Aku tak tahu sejak kapan tepatnya rasa sakit itu mulai menetap. Mungkin sudah lama, tapi aku terlalu sibuk bertahan hingga tak sempat mengukur seberapa dalam luka itu menganga. Hidupku dulu mungkin terlihat baik di mata luar --- ada rumah, ada suami, ada anak-anak. Tapi jauh di dalam, aku merasa tak pernah benar-benar hidup. Hanya bernapas, hanya bergerak.
Suamiku adalah kepala rumah tangga yang lebih banyak mengandalkan ibunya daripada menanggung peran dan tanggung jawabnya. Keluarganya selalu lebih utama, dan aku...? Aku hanya istri di atas kertas. Di rumah, aku merasa seperti pelayan yang membersihkan, memasak, dan memuaskan, tapi tidak pernah benar-benar dilihat sebagai manusia yang juga punya kelelahan, mimpi, dan butuh pelukan.
Ada hari-hari di mana aku begitu ingin marah. Saat dia memilih menghabiskan waktu menonton orkestra musik hampir setiap hari, atau saat dia memilih mabuk bersama teman-temannya di rumah sementara aku kelelahan mengurus semuanya sendirian. Tapi aku diam --- bukan karena aku membenarkan tindakannya, melainkan karena aku lelah bertengkar. Terutama di depan anak-anak. Aku tahu tak ada yang akan membelaku. Bahkan suara tangisku pun terasa asing di rumah itu.
Sampai akhirnya, aku pergi.
Bukan karena aku kuat.
Bukan karena aku sudah siap.
Tapi karena aku merasa jika aku tidak segera keluar, aku akan hilang sebagai manusia.
Saat itu aku tidak punya rencana. Tidak tahu akan ke mana, bagaimana hidup besok, atau bagaimana aku akan membesarkan anak-anakku. Yang aku tahu, aku harus pergi dari tempat yang sudah tak lagi layak disebut rumah. Aku hanya membawa satu hal: harapan bahwa hidup bisa lebih dari sekadar bertahan.

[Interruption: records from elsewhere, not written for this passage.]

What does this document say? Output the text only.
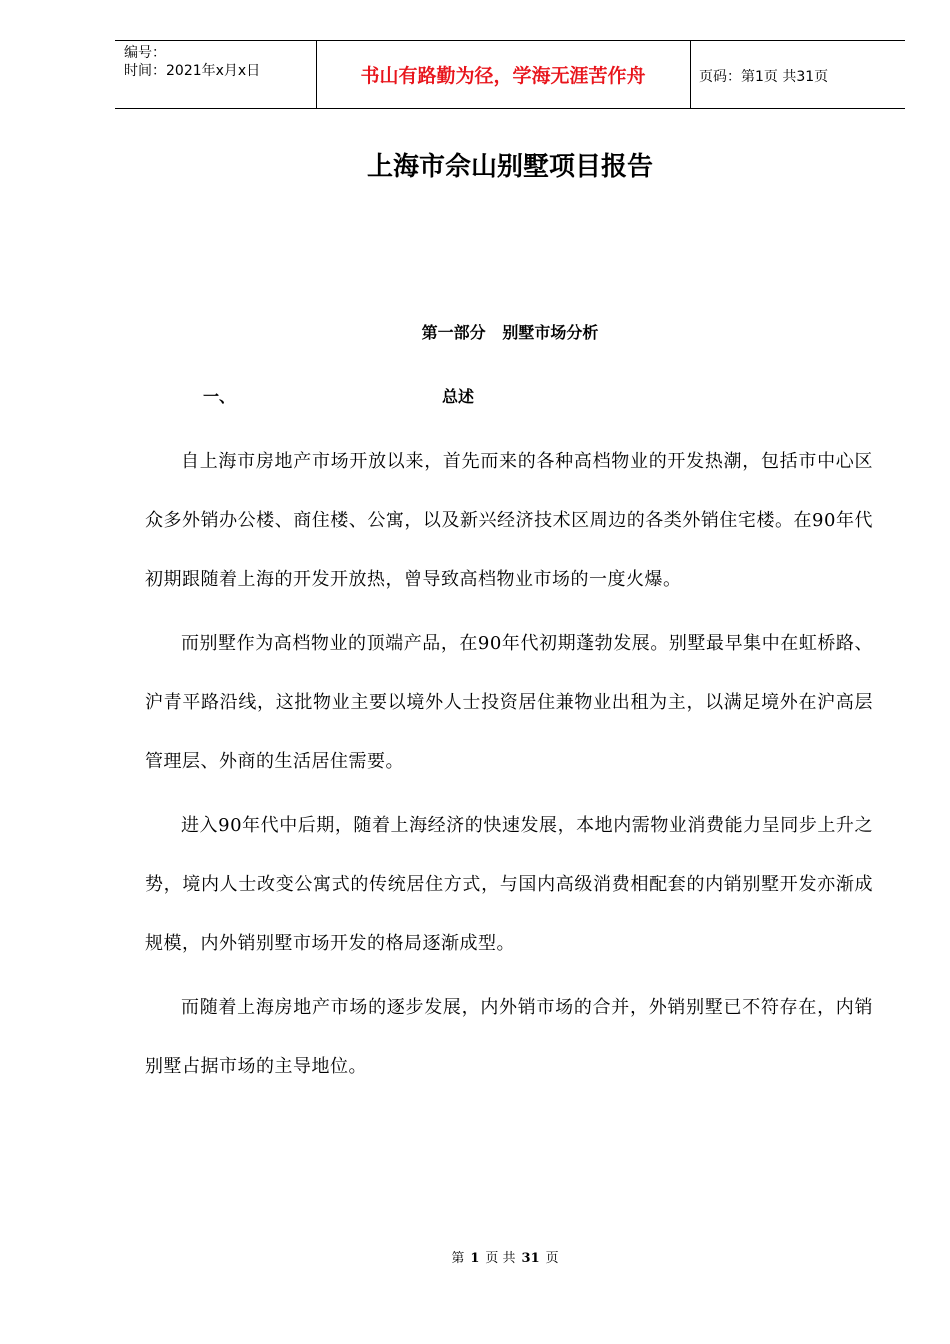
编号：
时间：2021年x月x日	书山有路勤为径，学海无涯苦作舟	页码：第1页 共31页
上海市佘山别墅项目报告
第一部分   别墅市场分析
一、	总述

自上海市房地产市场开放以来，首先而来的各种高档物业的开发热潮，包括市中心区众多外销办公楼、商住楼、公寓，以及新兴经济技术区周边的各类外销住宅楼。在90年代初期跟随着上海的开发开放热，曾导致高档物业市场的一度火爆。

而别墅作为高档物业的顶端产品，在90年代初期蓬勃发展。别墅最早集中在虹桥路、沪青平路沿线，这批物业主要以境外人士投资居住兼物业出租为主，以满足境外在沪高层管理层、外商的生活居住需要。

进入90年代中后期，随着上海经济的快速发展，本地内需物业消费能力呈同步上升之势，境内人士改变公寓式的传统居住方式，与国内高级消费相配套的内销别墅开发亦渐成规模，内外销别墅市场开发的格局逐渐成型。

而随着上海房地产市场的逐步发展，内外销市场的合并，外销别墅已不符存在，内销别墅占据市场的主导地位。

第 1 页 共 31 页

Tapi luka itu tidak hilang begitu saja.
Jarak sudah tercipta. Aku dan suamiku tidak lagi bersama. Dua anakku ikut ayahnya, satu bersamaku. Dan sejak saat itu, sering kali aku dihantui rasa bersalah.
Bukan karena meninggalkannya --- aku tahu itu bukan salahku. Tapi karena takut... anak-anakku, terutama putri sulungku, merasa aku tidak adil. Ia tinggal bersamaku, sementara adik-adiknya tinggal bersama ayah mereka. Dan saat aku bicara tentang rindu kepada adik-adiknya, aku takut dia merasa seperti anak yang tak lagi istimewa. Padahal justru karena dialah aku bisa sejauh ini.

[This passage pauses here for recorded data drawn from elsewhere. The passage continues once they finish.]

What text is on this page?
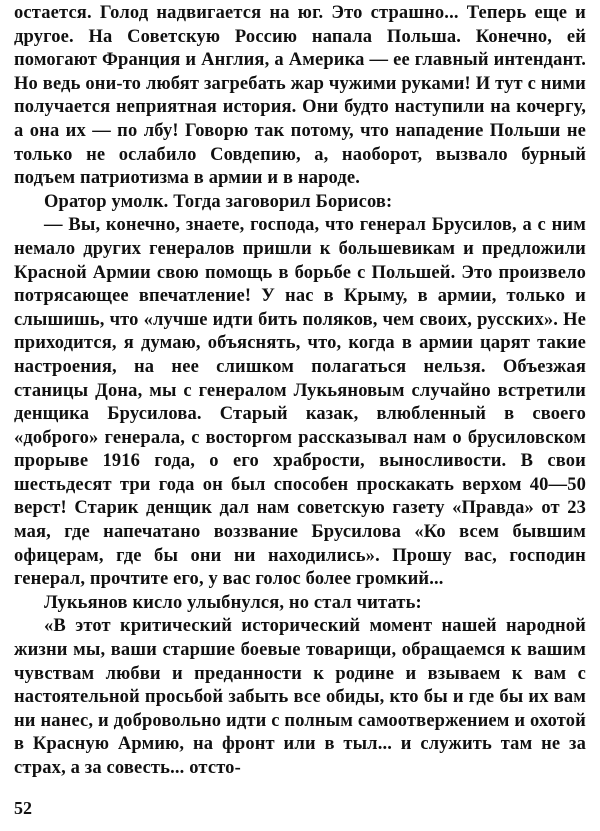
остается. Голод надвигается на юг. Это страшно... Теперь еще и другое. На Советскую Россию напала Польша. Конечно, ей помогают Франция и Англия, а Америка — ее главный интендант. Но ведь они-то любят загребать жар чужими руками! И тут с ними получается неприятная история. Они будто наступили на кочергу, а она их — по лбу! Говорю так потому, что нападение Польши не только не ослабило Совдепию, а, наоборот, вызвало бурный подъем патриотизма в армии и в народе.

Оратор умолк. Тогда заговорил Борисов:

— Вы, конечно, знаете, господа, что генерал Брусилов, а с ним немало других генералов пришли к большевикам и предложили Красной Армии свою помощь в борьбе с Польшей. Это произвело потрясающее впечатление! У нас в Крыму, в армии, только и слышишь, что «лучше идти бить поляков, чем своих, русских». Не приходится, я думаю, объяснять, что, когда в армии царят такие настроения, на нее слишком полагаться нельзя. Объезжая станицы Дона, мы с генералом Лукьяновым случайно встретили денщика Брусилова. Старый казак, влюбленный в своего «доброго» генерала, с восторгом рассказывал нам о брусиловском прорыве 1916 года, о его храбрости, выносливости. В свои шестьдесят три года он был способен проскакать верхом 40—50 верст! Старик денщик дал нам советскую газету «Правда» от 23 мая, где напечатано воззвание Брусилова «Ко всем бывшим офицерам, где бы они ни находились». Прошу вас, господин генерал, прочтите его, у вас голос более громкий...

Лукьянов кисло улыбнулся, но стал читать:

«В этот критический исторический момент нашей народной жизни мы, ваши старшие боевые товарищи, обращаемся к вашим чувствам любви и преданности к родине и взываем к вам с настоятельной просьбой забыть все обиды, кто бы и где бы их вам ни нанес, и добровольно идти с полным самоотвержением и охотой в Красную Армию, на фронт или в тыл... и служить там не за страх, а за совесть... отсто-

52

Putriku yang pertama, Chyntia, adalah cahaya pertama dalam masa tergelap hidupku. Dia adalah sahabat sunyiku, penguat langkahku ketika aku bahkan tak yakin bisa bertahan sehari lagi. Aku melihat dia tumbuh, bukan sebagai anak kecil yang manja, tapi sebagai jiwa kecil yang begitu kuat menyesuaikan diri dengan luka yang diwarisi dari kisah orang tuanya.

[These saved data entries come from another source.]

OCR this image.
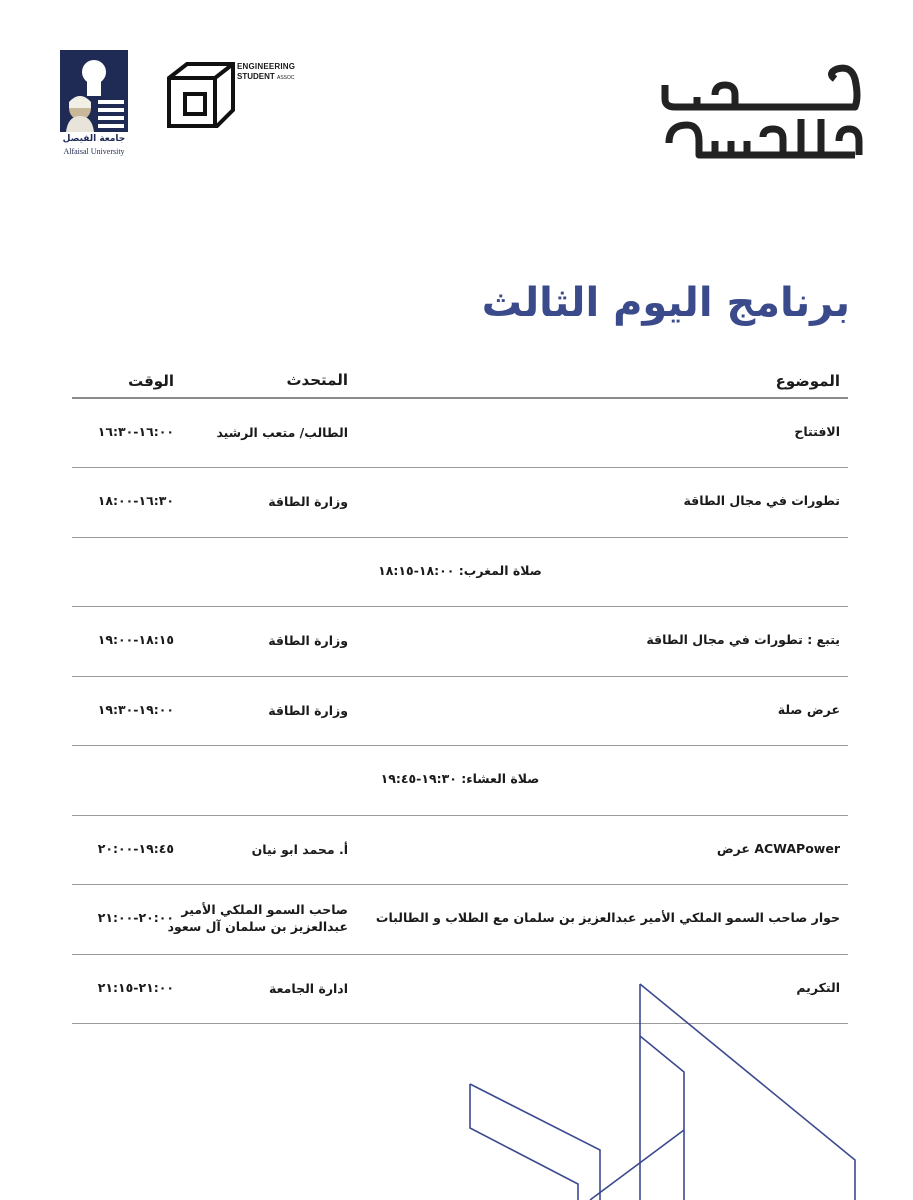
الفيصل
الجامعة
الملكي
جامعة الفيصل
Alfaisal University
ENGINEERING
STUDENT ASSOC
برنامج اليوم الثالث
الموضوع
المتحدث
الوقت
الافتتاح
الطالب/ متعب الرشيد
١٦:٠٠-١٦:٣٠
تطورات في مجال الطاقة
وزارة الطاقة
١٦:٣٠-١٨:٠٠
صلاة المغرب: ١٨:٠٠-١٨:١٥
يتبع : تطورات في مجال الطاقة
وزارة الطاقة
١٨:١٥-١٩:٠٠
عرض صلة
وزارة الطاقة
١٩:٠٠-١٩:٣٠
صلاة العشاء: ١٩:٣٠-١٩:٤٥
ACWAPower عرض
أ. محمد ابو نيان
١٩:٤٥-٢٠:٠٠
حوار صاحب السمو الملكي الأمير عبدالعزيز بن سلمان مع الطلاب و الطالبات
صاحب السمو الملكي الأمير
عبدالعزيز بن سلمان آل سعود
٢٠:٠٠-٢١:٠٠
التكريم
ادارة الجامعة
٢١:٠٠-٢١:١٥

Dan di titik ini, aku ingin bicara padanya.
Bukan sebagai ibu yang sempurna --- karena aku jauh dari itu.
Tapi sebagai perempuan yang berjuang, dan tak ingin anaknya merasa tak dilihat.
Sayangku Chyntia,
Jika suatu hari kamu membaca ini, dan pernah merasa mama lebih memperhatikan adik-adikmu... tolong ketahuilah bahwa tidak ada satu pun hari berlalu tanpa mama bersyukur kamu tetap tinggal bersama mama. Kamu bukan sisa. Kamu bukan pilihan terakhir. Kamu adalah alasan pertama mama bisa kuat. Kamu adalah alasan kenapa mama tidak menyerah. Dan kamu adalah teman sejati mama saat mama bahkan tidak sanggup bicara pada dunia.
Maaf kalau mama telah kehilangan masa kecilmu.
Maaf kalau mama terlalu sibuk membangun ulang hidup, hingga tak sempat bermain dan tertawa bersamamu sebanyak yang seharusnya. Tapi ketahuilah, setiap langkah yang mama ambil, selalu membawa doa untuk kamu dan adik-adikmu.